王都を出た馬車便の予定表。その余白に、妙な印がある。重症搬送のはずの便が、途中で荷役優先へ切り替わっていた。
「病人の馬車を遅らせて、その分、鉱石か別便の荷を通してる」
サルマンが舌打ちする。
「運び手が最近よく消えると思ったら、口止めも兼ねてるな」
クロエが窓の外を見た。
「町を助けないんじゃなくて、弱らせてる」
その一言で、部屋の空気が静まり返る。
ここまで来れば、悪い偶然では済まない。薬の不足、補修の手抜き、船便の遅延、嵐の長期化。全部が一本の利に結ばれている。

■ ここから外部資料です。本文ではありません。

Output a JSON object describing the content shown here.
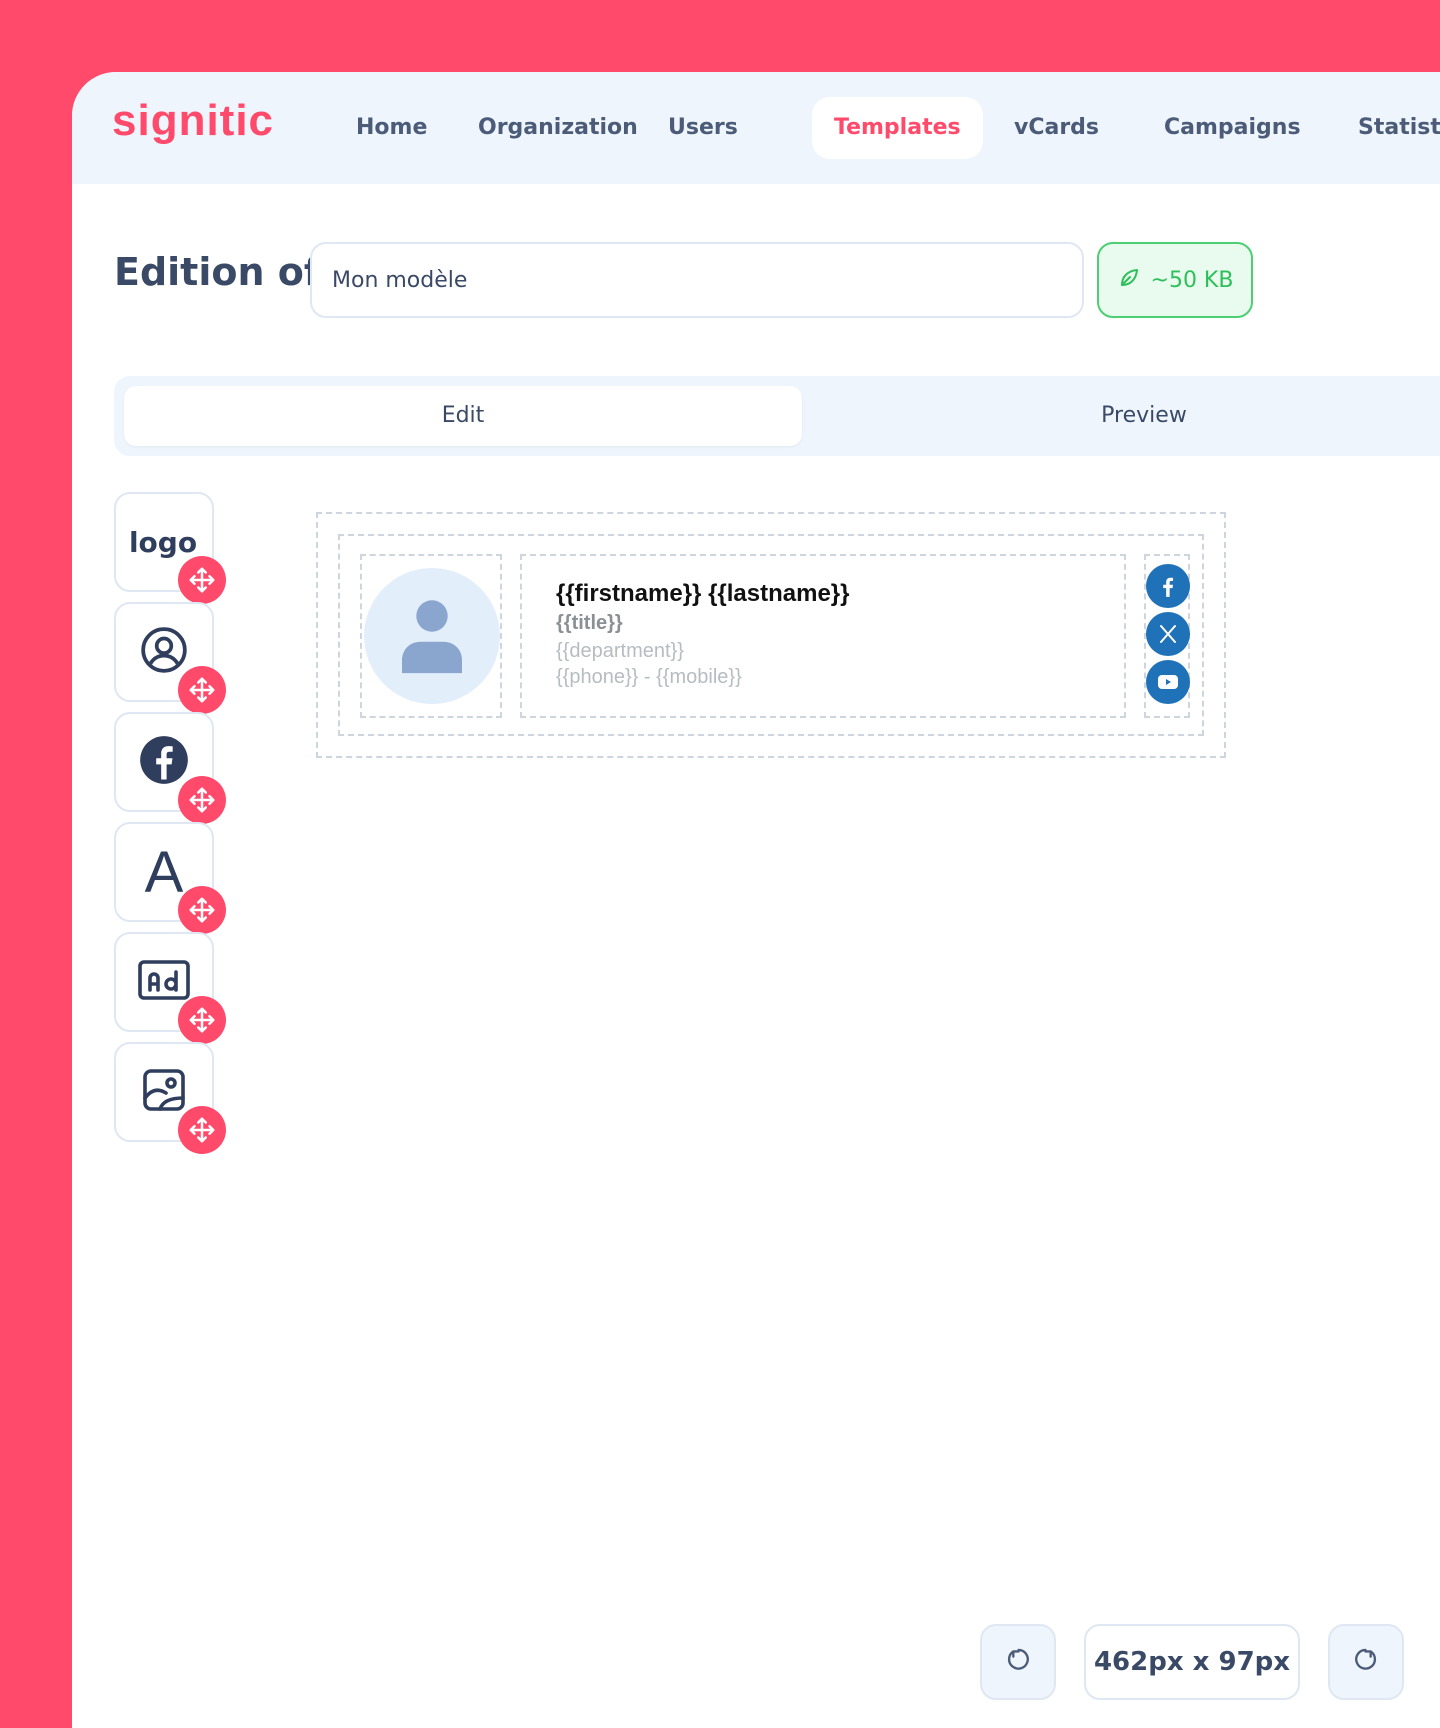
{
  "brand": {
    "name": "signitic"
  },
  "nav": {
    "items": [
      {
        "label": "Home"
      },
      {
        "label": "Organization"
      },
      {
        "label": "Users"
      },
      {
        "label": "Templates",
        "active": true
      },
      {
        "label": "vCards"
      },
      {
        "label": "Campaigns"
      },
      {
        "label": "Statistic"
      }
    ]
  },
  "editor": {
    "title_prefix": "Edition of",
    "template_name": "Mon modèle",
    "weight_label": "~50 KB",
    "tabs": [
      {
        "label": "Edit",
        "active": true
      },
      {
        "label": "Preview"
      }
    ]
  },
  "palette": {
    "items": [
      {
        "icon": "logo-block-icon",
        "label": "logo"
      },
      {
        "icon": "user-circle-icon"
      },
      {
        "icon": "facebook-icon"
      },
      {
        "icon": "text-icon",
        "label": "A"
      },
      {
        "icon": "ad-banner-icon"
      },
      {
        "icon": "image-icon"
      }
    ]
  },
  "signature": {
    "name_line": "{{firstname}} {{lastname}}",
    "title_line": "{{title}}",
    "department_line": "{{department}}",
    "phone_line": "{{phone}} - {{mobile}}",
    "social": [
      "facebook-icon",
      "x-icon",
      "youtube-icon"
    ]
  },
  "footer": {
    "dimensions": "462px x 97px"
  },
  "colors": {
    "brand": "#ff4a6b",
    "nav_bg": "#eef5fd",
    "success": "#4ccf73",
    "social": "#1f72b8"
  }
}
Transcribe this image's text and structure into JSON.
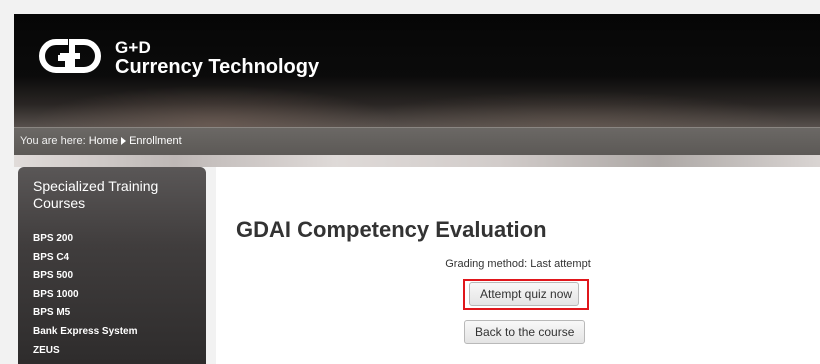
{
  "header": {
    "brand_line1": "G+D",
    "brand_line2": "Currency Technology",
    "logo_icon": "gd-logo-icon"
  },
  "breadcrumb": {
    "prefix": "You are here:",
    "items": [
      "Home",
      "Enrollment"
    ],
    "separator_icon": "triangle-right-icon"
  },
  "sidebar": {
    "title": "Specialized Training Courses",
    "items": [
      {
        "label": "BPS 200"
      },
      {
        "label": "BPS C4"
      },
      {
        "label": "BPS 500"
      },
      {
        "label": "BPS 1000"
      },
      {
        "label": "BPS M5"
      },
      {
        "label": "Bank Express System"
      },
      {
        "label": "ZEUS"
      }
    ]
  },
  "main": {
    "title": "GDAI Competency Evaluation",
    "grading_text": "Grading method: Last attempt",
    "attempt_button": "Attempt quiz now",
    "back_button": "Back to the course"
  },
  "colors": {
    "highlight": "#e0161b",
    "header_bg": "#060606",
    "sidebar_bg": "#403d3d"
  }
}
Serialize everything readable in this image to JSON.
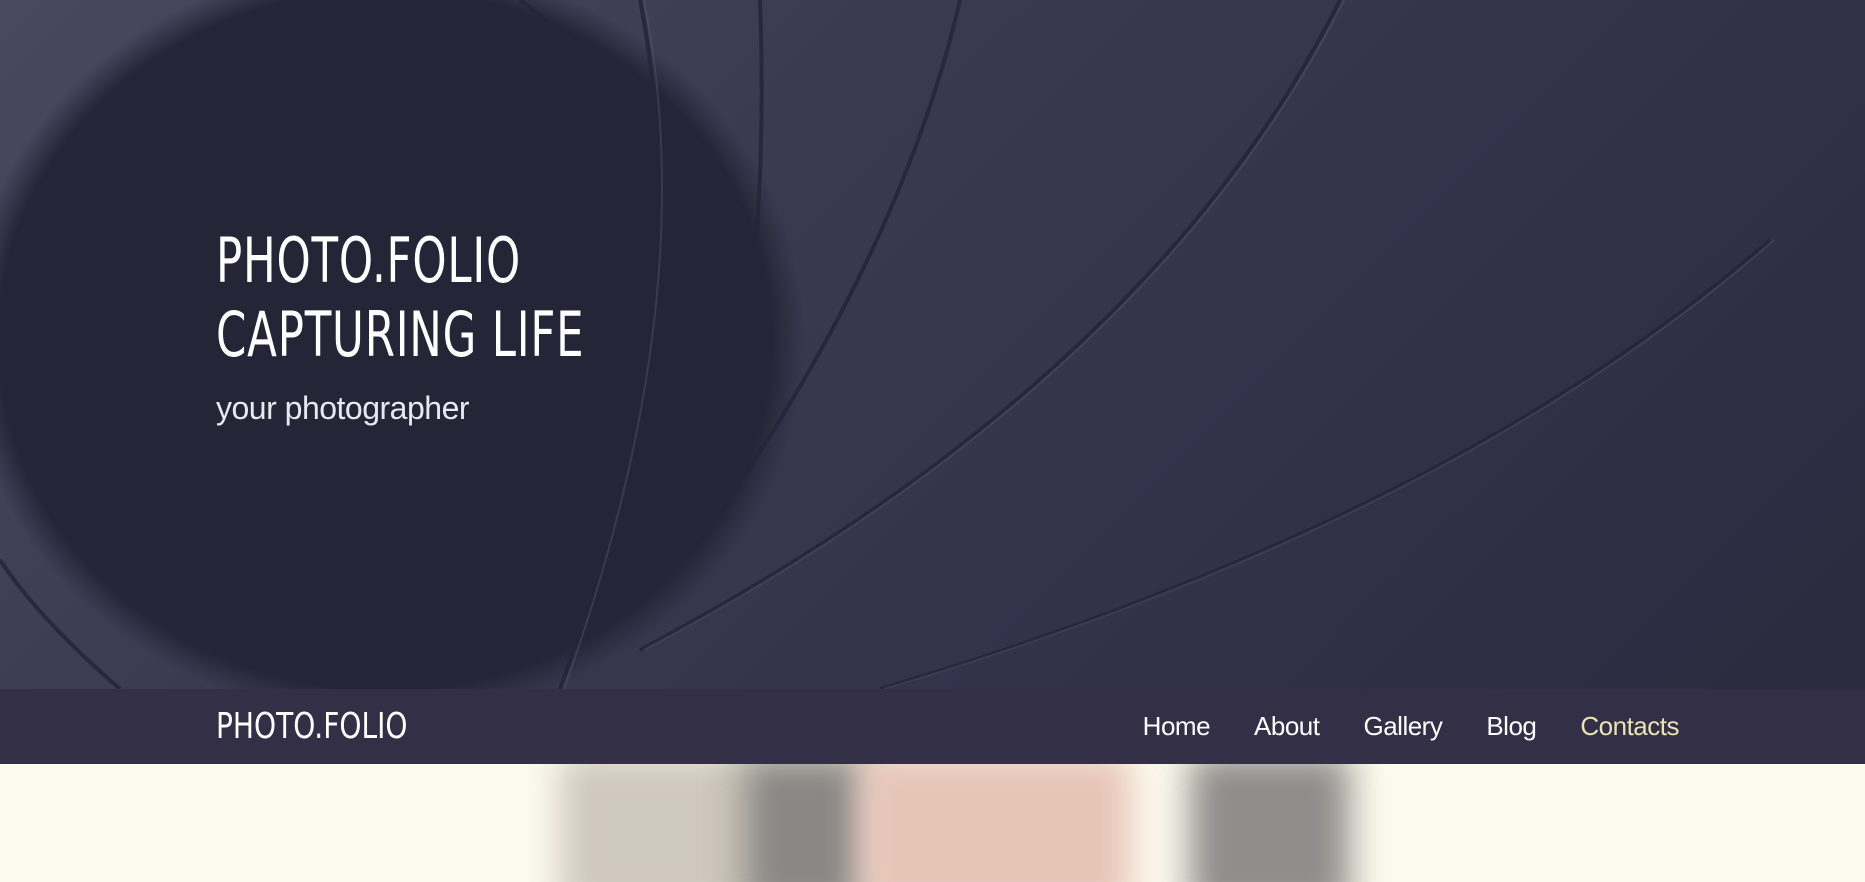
{
  "hero": {
    "title_line1": "PHOTO.FOLIO",
    "title_line2": "CAPTURING LIFE",
    "subtitle": "your photographer"
  },
  "navbar": {
    "brand": "PHOTO.FOLIO",
    "items": [
      {
        "label": "Home",
        "active": false
      },
      {
        "label": "About",
        "active": false
      },
      {
        "label": "Gallery",
        "active": false
      },
      {
        "label": "Blog",
        "active": false
      },
      {
        "label": "Contacts",
        "active": true
      }
    ]
  },
  "colors": {
    "hero_bg": "#33314a",
    "navbar_bg": "#322f47",
    "active_nav": "#ece2b4",
    "page_bg": "#fdfbee"
  }
}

アルハシムは丸卓の上で札の位置を組み替えた。港、倉庫、診療所、王都、領主館。離れていた点が線になる。
「敵は一人ではありません」
「分かってる」
シルバが言う。
「剣で斬って終わる相手でもない」
「ええ。だから順番が要る」
アルハシムは、卓の中央へ空の杯を置いた。
「ラーディルの不正だけ暴いても、王都側が切り捨てる。セヴランだけ突いても、辺境の現場が事故に見せかけられる。補修費、偽薬、搬送妨害、採掘権。この四つを別々に外へ流しつつ、一つの話だと伝える必要があります」
ジュエルが頷く。
「証拠の流し先は分ける。監査局、近隣領、薬師組合、騎士団の記録官」
シルバが眉を上げた。
「騎士団に通るか?」
「全部は通らなくても、一枚でも残ればいいです」
アルハシムが答える。
前の生でも同じだった。詰まった一本の管へ全部を流せば、止まった時に終わる。道は複数いる。
エスメラルダが薬箱の蓋へ手を置いた。
「その前に、町が次の嵐を越えられる準備をする。薬の代替、寝台の増設、火傷と打撲の処置布、子ども用の薄い粥」
サルマンも頷く。
「避難路は俺が引く。西堤が危ないなら、南坂へ先回しだ」
クロエは短く言った。
「歌の句も写す。婆さんの冊子、もう一冊ある」
そこでアルハシムは、ようやく背筋を伸ばした。
敵が個人なら、怒りで走れた。だが今目の前にあるのは、金と役職と手続きでできた仕組みだ。仕組みは顔色を変えないまま人を弱らせる。だからこそ、こちらも感情だけでは勝てない。
「嵐を育てているのは天気じゃない」
口にすると、自分の中でも形がはっきりした。
「人間です」
誰も異を唱えなかった。
雨待ち亭の二階、低い天井の下で、六人は同じ敵を見ていた。港の外の空はまだ灰色だったが、曖昧だった輪郭だけは、もう十分に濃くなっていた。